Well if you read on to this point. Well done and thank you. To the people who have donated to the charities I am supporting. I’m sorry if you feel you donated to early. But at worst I rowed over 100,000 meters alongside some wonderful people at CrossFit Jorvik. If that wasn’t worth a donation then I am sorry. I will be attempting again. And again if needed. I loved my short time in rowing this bit. And the experience has not quashed any resolve of my need to get this out of my system. In fact it’s made me look at what I can do better next time. 
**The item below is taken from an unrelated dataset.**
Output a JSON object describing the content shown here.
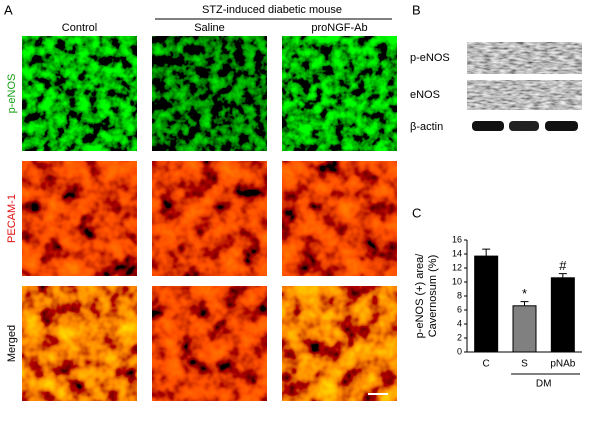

Should I get a different boat?


Heck NO.


The comments from the RNLI guys were how well she carried under tow out the back of there boat as we powered along at 5-6 knots. If anything I just want to bring some of her system a little more up to date.


And to the Wick RNLI crew. All the respect that I had for the RNLI prior to your assistance has multiplied ten fold. Your kindness and help on the evening following the tow back to Wick was above your duty. And it was greatly appreciated. And you help, advice and hospitality in the following day showed what a great community spirit the town of Wick has. ❤️❤️. 

But a MASSIVE THANK YOU to everyone who wished me well prior to setting off. I didn’t have any social media or my phone with me once I had departed. So sorry for not replying to you. To those who believed I would succeed. Thank you. For those who didn’t think I would. Thank you. You were right this time. But you spur me on to try again.